Cost guide

Akmon is explicit about token usage and estimated spend so you can manage AI work as an engineering budget, not a surprise invoice.

What actually drives costs

For coding agents, the largest cost driver is usually cumulative input tokens, not output tokens. Each model call resends core context plus recent conversation history.

Real session example:

35 API calls
672k input tokens
35k output tokens
258k cache-read tokens
total around $0.68

Using Haiku rates:

input: 672000 * $0.80 / 1M = $0.5376
output: 35000 * $4.00 / 1M = $0.1400
cache reads: 258000 * $0.08 / 1M = $0.0206

Prompt caching and why it matters

Cached prompt reads are much cheaper than fresh prompt tokens. Akmon surfaces cache usage in the footer and session summary so you can see when repeated context is becoming efficient.

Interpretation:

high cache read ratio often means repeated shared context is being billed at discount rates,
low cache ratio with high input often indicates noisy/volatile context.

Cost by task type

Task	Model	Typical cost	Notes
Single-file edit	Haiku	$0.01-$0.03	few turns
3-5 file feature	Haiku	$0.05-$0.20	moderate context
Build small app from scratch	Haiku	$0.30-$0.80	many turns
Complex refactor	Haiku	$0.20-$0.50	exploration heavy
Architecture design	Sonnet	$0.50-$2.00	stronger reasoning

Model selection strategy

Haiku: default for most implementation work.
Sonnet: architecture and hard reasoning spikes.
GPT-4o-mini: strong budget option if OpenAI is preferred.
Ollama local models: free token cost, but lower capability and potentially higher latency.
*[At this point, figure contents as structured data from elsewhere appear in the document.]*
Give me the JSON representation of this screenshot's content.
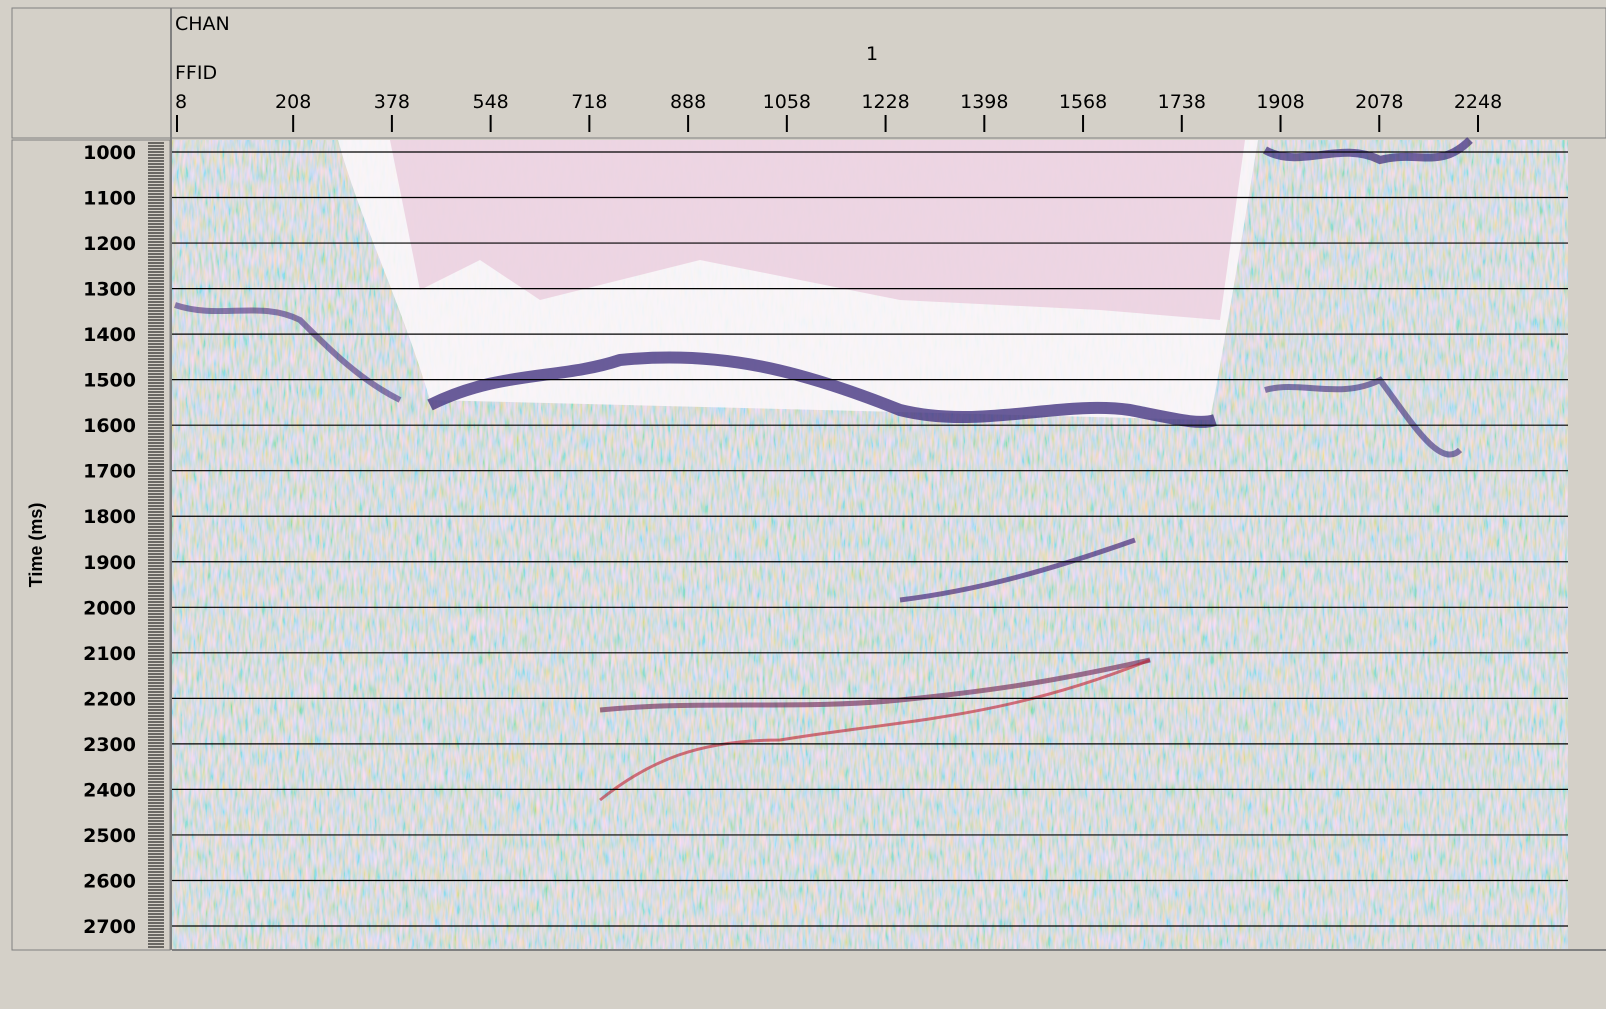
{
  "header": {
    "chan_label": "CHAN",
    "chan_value": "1",
    "ffid_label": "FFID",
    "ffid_ticks": [
      "8",
      "208",
      "378",
      "548",
      "718",
      "888",
      "1058",
      "1228",
      "1398",
      "1568",
      "1738",
      "1908",
      "2078",
      "2248"
    ]
  },
  "y_axis": {
    "label": "Time (ms)",
    "ticks": [
      "1000",
      "1100",
      "1200",
      "1300",
      "1400",
      "1500",
      "1600",
      "1700",
      "1800",
      "1900",
      "2000",
      "2100",
      "2200",
      "2300",
      "2400",
      "2500",
      "2600",
      "2700"
    ]
  }
}
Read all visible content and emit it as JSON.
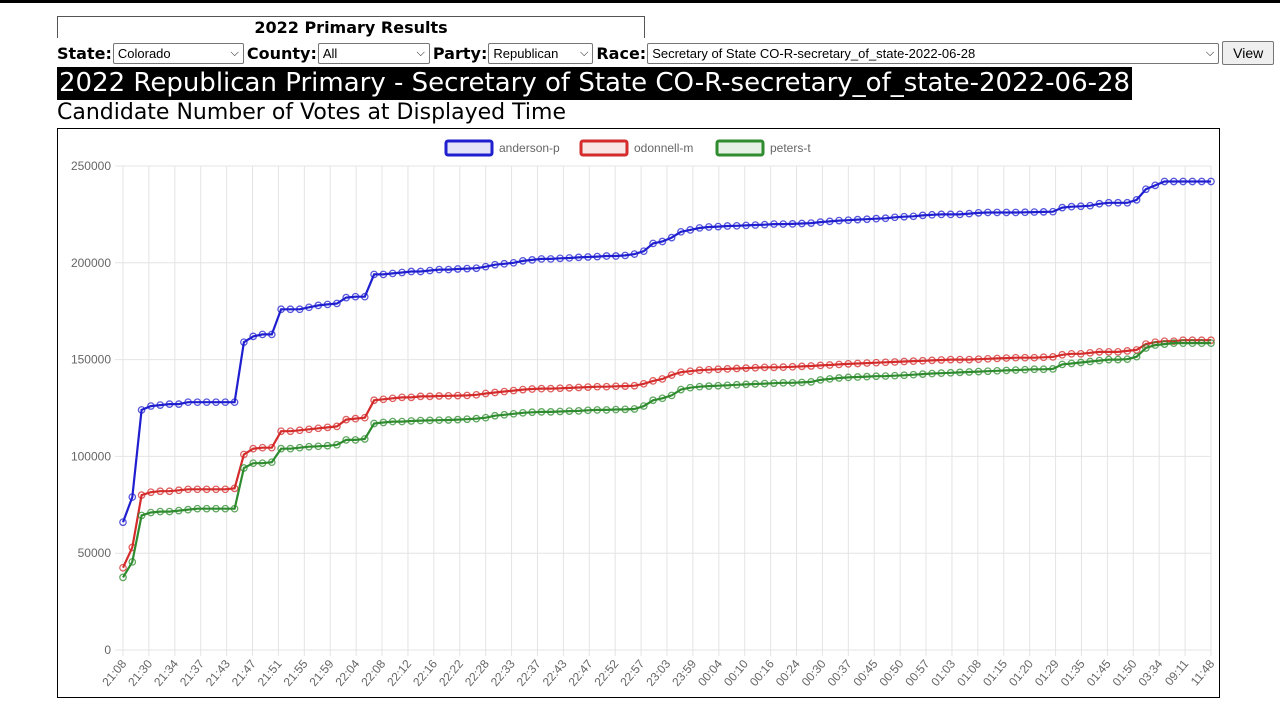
{
  "panel": {
    "title": "2022 Primary Results"
  },
  "controls": {
    "state_label": "State:",
    "state_value": "Colorado",
    "county_label": "County:",
    "county_value": "All",
    "party_label": "Party:",
    "party_value": "Republican",
    "race_label": "Race:",
    "race_value": "Secretary of State CO-R-secretary_of_state-2022-06-28",
    "view_label": "View"
  },
  "heading": "2022 Republican Primary - Secretary of State CO-R-secretary_of_state-2022-06-28",
  "subheading": "Candidate Number of Votes at Displayed Time",
  "chart_data": {
    "type": "line",
    "ylim": [
      0,
      250000
    ],
    "yticks": [
      "0",
      "50000",
      "100000",
      "150000",
      "200000",
      "250000"
    ],
    "xtick_labels": [
      "21:08",
      "21:30",
      "21:34",
      "21:37",
      "21:43",
      "21:47",
      "21:51",
      "21:55",
      "21:59",
      "22:04",
      "22:08",
      "22:12",
      "22:16",
      "22:22",
      "22:28",
      "22:33",
      "22:37",
      "22:43",
      "22:47",
      "22:52",
      "22:57",
      "23:03",
      "23:59",
      "00:04",
      "00:10",
      "00:16",
      "00:24",
      "00:30",
      "00:37",
      "00:45",
      "00:50",
      "00:57",
      "01:03",
      "01:08",
      "01:15",
      "01:20",
      "01:29",
      "01:35",
      "01:45",
      "01:50",
      "03:34",
      "09:11",
      "11:48"
    ],
    "grid": true,
    "legend_position": "top",
    "series": [
      {
        "name": "anderson-p",
        "color": "#1f1fd0",
        "values": [
          66000,
          79000,
          124000,
          126000,
          126500,
          127000,
          127000,
          128000,
          128000,
          128000,
          128000,
          128000,
          128000,
          159000,
          162000,
          163000,
          163000,
          176000,
          176000,
          176000,
          177000,
          178000,
          178500,
          179000,
          182000,
          182500,
          182500,
          194000,
          194000,
          194500,
          195000,
          195500,
          195500,
          196000,
          196500,
          196500,
          196800,
          197000,
          197200,
          198000,
          199000,
          199500,
          200000,
          201000,
          201500,
          202000,
          202000,
          202300,
          202500,
          202800,
          203000,
          203200,
          203500,
          203500,
          203800,
          204500,
          206000,
          210000,
          211000,
          213000,
          216000,
          217000,
          218000,
          218500,
          218700,
          219000,
          219100,
          219300,
          219500,
          219700,
          220000,
          220000,
          220100,
          220300,
          220500,
          221000,
          221400,
          221800,
          222000,
          222300,
          222500,
          222800,
          223000,
          223500,
          223800,
          224000,
          224500,
          224800,
          225000,
          225000,
          225000,
          225400,
          225800,
          226000,
          226000,
          226000,
          226000,
          226100,
          226200,
          226300,
          226400,
          228500,
          229000,
          229200,
          229500,
          230500,
          231000,
          231000,
          231000,
          232500,
          238000,
          240000,
          242000,
          242000,
          242000,
          242000,
          242000,
          242000
        ]
      },
      {
        "name": "odonnell-m",
        "color": "#d42b2b",
        "values": [
          42500,
          53000,
          80000,
          81500,
          82000,
          82000,
          82500,
          83000,
          83000,
          83000,
          83000,
          83000,
          83500,
          101000,
          104000,
          104500,
          104500,
          113000,
          113000,
          113500,
          114000,
          114500,
          115000,
          115500,
          119000,
          119500,
          120000,
          129000,
          129500,
          130000,
          130500,
          130500,
          131000,
          131000,
          131200,
          131300,
          131400,
          131500,
          131800,
          132500,
          133000,
          133500,
          134000,
          134500,
          134800,
          135000,
          135000,
          135200,
          135400,
          135600,
          135800,
          136000,
          136000,
          136200,
          136300,
          136500,
          137500,
          139000,
          140000,
          142000,
          143500,
          144000,
          144500,
          144800,
          145000,
          145200,
          145400,
          145600,
          145800,
          146000,
          146000,
          146100,
          146300,
          146500,
          146700,
          147000,
          147200,
          147500,
          147800,
          148000,
          148200,
          148400,
          148600,
          148800,
          149000,
          149200,
          149400,
          149600,
          149800,
          150000,
          150000,
          150000,
          150200,
          150400,
          150600,
          150800,
          151000,
          151000,
          151000,
          151200,
          151400,
          152500,
          153000,
          153000,
          153500,
          154000,
          154000,
          154000,
          154500,
          155000,
          158000,
          159000,
          159500,
          159500,
          160000,
          160000,
          160000,
          160000
        ]
      },
      {
        "name": "peters-t",
        "color": "#2e8b2e",
        "values": [
          37500,
          45500,
          69500,
          71000,
          71500,
          71500,
          72000,
          72500,
          73000,
          73000,
          73000,
          73000,
          73000,
          94000,
          96500,
          96500,
          97000,
          104000,
          104000,
          104500,
          105000,
          105200,
          105500,
          106000,
          108500,
          108500,
          109000,
          117000,
          117500,
          118000,
          118000,
          118300,
          118500,
          118600,
          118700,
          118800,
          119000,
          119200,
          119500,
          120000,
          121000,
          121500,
          122000,
          122500,
          122800,
          123000,
          123000,
          123200,
          123400,
          123500,
          123800,
          124000,
          124000,
          124200,
          124300,
          124500,
          126000,
          129000,
          130000,
          131500,
          134500,
          135500,
          136000,
          136300,
          136500,
          136700,
          137000,
          137200,
          137400,
          137600,
          137800,
          138000,
          138000,
          138200,
          138500,
          139500,
          140000,
          140500,
          140800,
          141000,
          141200,
          141400,
          141500,
          141700,
          141900,
          142200,
          142500,
          142800,
          143000,
          143200,
          143400,
          143600,
          143800,
          144000,
          144200,
          144400,
          144600,
          144800,
          145000,
          145000,
          145200,
          147500,
          148000,
          148500,
          149000,
          149500,
          150000,
          150000,
          150200,
          151500,
          156000,
          157500,
          158000,
          158500,
          158500,
          158500,
          158500,
          158500
        ]
      }
    ]
  }
}
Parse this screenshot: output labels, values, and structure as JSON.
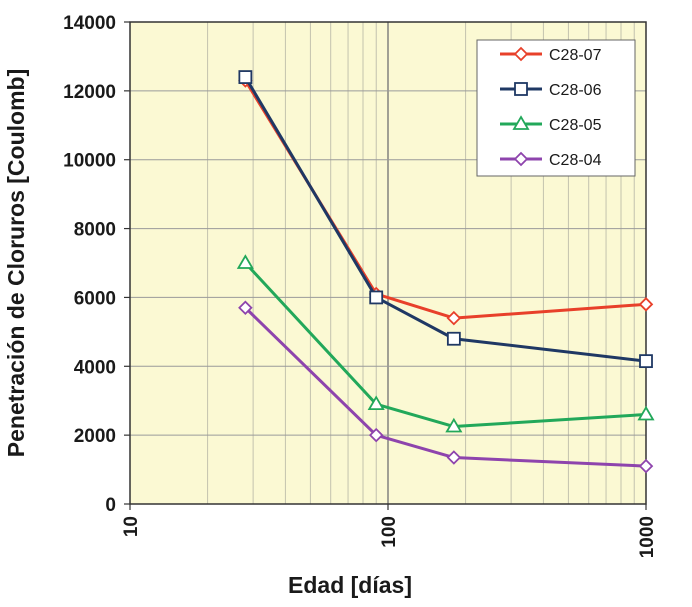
{
  "chart_data": {
    "type": "line",
    "xscale": "log",
    "xlabel": "Edad [días]",
    "ylabel": "Penetración de Cloruros [Coulomb]",
    "xlim": [
      10,
      1000
    ],
    "ylim": [
      0,
      14000
    ],
    "x_ticks": [
      10,
      100,
      1000
    ],
    "x_tick_labels": [
      "10",
      "100",
      "1000"
    ],
    "y_ticks": [
      0,
      2000,
      4000,
      6000,
      8000,
      10000,
      12000,
      14000
    ],
    "y_tick_labels": [
      "0",
      "2000",
      "4000",
      "6000",
      "8000",
      "10000",
      "12000",
      "14000"
    ],
    "grid": true,
    "legend_position": "top-right",
    "series": [
      {
        "name": "C28-07",
        "color": "#e8402a",
        "marker": "diamond",
        "x": [
          28,
          90,
          180,
          1000
        ],
        "y": [
          12300,
          6100,
          5400,
          5800
        ]
      },
      {
        "name": "C28-06",
        "color": "#1f3864",
        "marker": "square",
        "x": [
          28,
          90,
          180,
          1000
        ],
        "y": [
          12400,
          6000,
          4800,
          4150
        ]
      },
      {
        "name": "C28-05",
        "color": "#22a85a",
        "marker": "triangle",
        "x": [
          28,
          90,
          180,
          1000
        ],
        "y": [
          7000,
          2900,
          2250,
          2600
        ]
      },
      {
        "name": "C28-04",
        "color": "#8e44ad",
        "marker": "diamond",
        "x": [
          28,
          90,
          180,
          1000
        ],
        "y": [
          5700,
          2000,
          1350,
          1100
        ]
      }
    ]
  }
}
For local models, "free token cost" still carries operational tradeoffs:

cold-start latency can be significant on first request,
smaller local context windows can trigger no-output/context-overflow failure modes,
tool-calling reliability varies by model family.

Use Akmon's local status hints and remediation guidance (/clear, ollama ps, model switch) to recover quickly.

Practical cost controls

Use multiple levers together:

--max-budget-usd for hard stop,
plan/spec workflow to avoid repeated exploratory context,
smaller focused tasks,
context hygiene (/clear when a session gets noisy),
use /context and /cost during long runs.

For automated runs, pair budget caps with evidence/SLO checks:

akmon --yes --output json --max-budget-usd 1.50 --task "..." | tee run.json
akmon slo verify run.json --thresholds .akmon/slo.toml

Common mistakes and troubleshooting

Mistake: using premium models for trivial edits.
Mistake: allowing sessions to drift into repeated read loops.
Mistake: ignoring cache/read metrics and only watching final cost.
Fix: split work by phase and use cheaper models for discovery.